Submitted to: Meeting Abstract
Publication Type: Abstract Only
Publication Acceptance Date: 2/26/2015
Publication Date: 5/30/2015
Citation: Reed, S.A., Ingudum, S., Irwin, P.L., He, Y. 2015. Antimicrobial properties and mechanism of magnesium oxide nanoparticles on Campylobacter, E. coli O157:H7, and Salmonella. Meeting Abstract. meeting abstract.

Interpretive Summary:

Technical Abstract: Background: Metal oxide nanoparticles have considerable potential as antimicrobial agents in food safety applications due to their structure, surface properties, and stability. In this study, the antibacterial effects and mechanisms of Magnesium Oxide Nanoparticles (MgO NPs, with an average size of 20 nm), against several important food-borne pathogens were investigated. Materials: The viability of Campylobacter jejuni, E. coli O157:H7, and Salmonella Enteritidis when exposed to varying concentrations of MgO NPs was measured using Resazurin, a redox sensitive dye. The time course required for complete killing of cells at 109 CFU/ml was determined by 6x6 drop plating.
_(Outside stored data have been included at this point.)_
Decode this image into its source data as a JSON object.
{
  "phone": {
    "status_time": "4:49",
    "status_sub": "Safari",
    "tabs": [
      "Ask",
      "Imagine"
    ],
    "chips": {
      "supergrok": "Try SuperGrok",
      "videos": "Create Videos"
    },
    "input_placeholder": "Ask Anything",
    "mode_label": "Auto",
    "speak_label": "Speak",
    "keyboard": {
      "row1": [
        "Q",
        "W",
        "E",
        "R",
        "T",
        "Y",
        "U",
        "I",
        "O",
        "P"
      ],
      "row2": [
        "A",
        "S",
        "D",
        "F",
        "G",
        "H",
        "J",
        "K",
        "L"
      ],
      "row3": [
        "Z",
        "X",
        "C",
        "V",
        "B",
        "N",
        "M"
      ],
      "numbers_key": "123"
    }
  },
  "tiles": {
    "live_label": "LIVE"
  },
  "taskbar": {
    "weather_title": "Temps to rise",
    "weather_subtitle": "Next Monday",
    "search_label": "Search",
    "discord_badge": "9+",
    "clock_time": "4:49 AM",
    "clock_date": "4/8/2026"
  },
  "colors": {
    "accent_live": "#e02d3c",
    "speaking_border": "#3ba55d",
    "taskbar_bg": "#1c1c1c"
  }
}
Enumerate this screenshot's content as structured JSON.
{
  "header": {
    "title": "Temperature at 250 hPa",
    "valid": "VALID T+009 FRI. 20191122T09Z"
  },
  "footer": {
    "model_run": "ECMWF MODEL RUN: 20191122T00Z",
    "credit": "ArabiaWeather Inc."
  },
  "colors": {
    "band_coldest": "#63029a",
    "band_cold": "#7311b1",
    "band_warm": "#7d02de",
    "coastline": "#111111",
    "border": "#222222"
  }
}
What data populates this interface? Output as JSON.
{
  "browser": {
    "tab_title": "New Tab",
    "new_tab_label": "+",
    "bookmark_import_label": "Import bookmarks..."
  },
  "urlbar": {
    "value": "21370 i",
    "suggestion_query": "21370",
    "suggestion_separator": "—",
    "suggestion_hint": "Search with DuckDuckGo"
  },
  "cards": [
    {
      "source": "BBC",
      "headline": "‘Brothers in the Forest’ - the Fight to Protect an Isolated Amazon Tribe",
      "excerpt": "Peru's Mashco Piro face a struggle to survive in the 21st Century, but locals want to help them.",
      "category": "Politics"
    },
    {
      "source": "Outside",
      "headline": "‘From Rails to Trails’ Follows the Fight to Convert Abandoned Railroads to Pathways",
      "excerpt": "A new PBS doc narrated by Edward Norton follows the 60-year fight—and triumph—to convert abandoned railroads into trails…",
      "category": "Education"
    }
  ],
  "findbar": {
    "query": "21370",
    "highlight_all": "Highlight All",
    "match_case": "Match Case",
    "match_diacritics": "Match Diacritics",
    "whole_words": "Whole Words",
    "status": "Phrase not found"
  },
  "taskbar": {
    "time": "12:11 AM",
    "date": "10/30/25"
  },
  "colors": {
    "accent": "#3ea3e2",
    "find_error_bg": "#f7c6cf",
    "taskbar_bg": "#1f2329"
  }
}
Ethidium monoazide-quantitative PCR (EMA-qPCR) and scanning electron microscopy (SEM) were used to evaluate membrane permissibility and cell morphology after exposure to MgO NPs. The molecular basis of the action of MgO NPs on bacterial cells was studied by monitoring the expression of genes involved in stress response using reverse transcription-qPCR. Quantification of hydrogen peroxide generated by MgO NP suspensions was carried out using the red hydrogen peroxide assay kit. Results: The minimal inhibitory concentrations (MIC) of MgO NPs were 0.5, 1, and 2 mg/mL for 104 CFU/ml of C. jejuni, E. coli O157:H7, and S. Enteriditis, respectively, after 18 hours incubation. At a concentration of 2 mg/ml MgO NPs, C. jejuni cells were completely killed within 2 hours, whereas E. coli O157:H7 and S. Enteriditis required 6-8 hours with 2-4 mg/ml MgO NPs. After exposure to the nanoparticles, all of the cells displayed notable morphological changes and membrane leakage by SEM and EMA-qPCR analyses, respectively. Furthermore, MgO NPs produced H2O2 in suspension and significantly induced the expression of oxidative stress genes in C. jejuni, suggesting that the antimicrobial mechanism of MgO nanoparticles is likely due to the induction of oxidative stress. Conclusion: The demonstrated antimicrobial activity of MgO NPs on major food-borne pathogens suggest that they could potentially be used as food additives or incorporated into packaging materials to control the pathogens. The understanding of the molecular basis of MgO NP action on bacteria will lead to the development of more effective antimicrobial agents for food safety applications.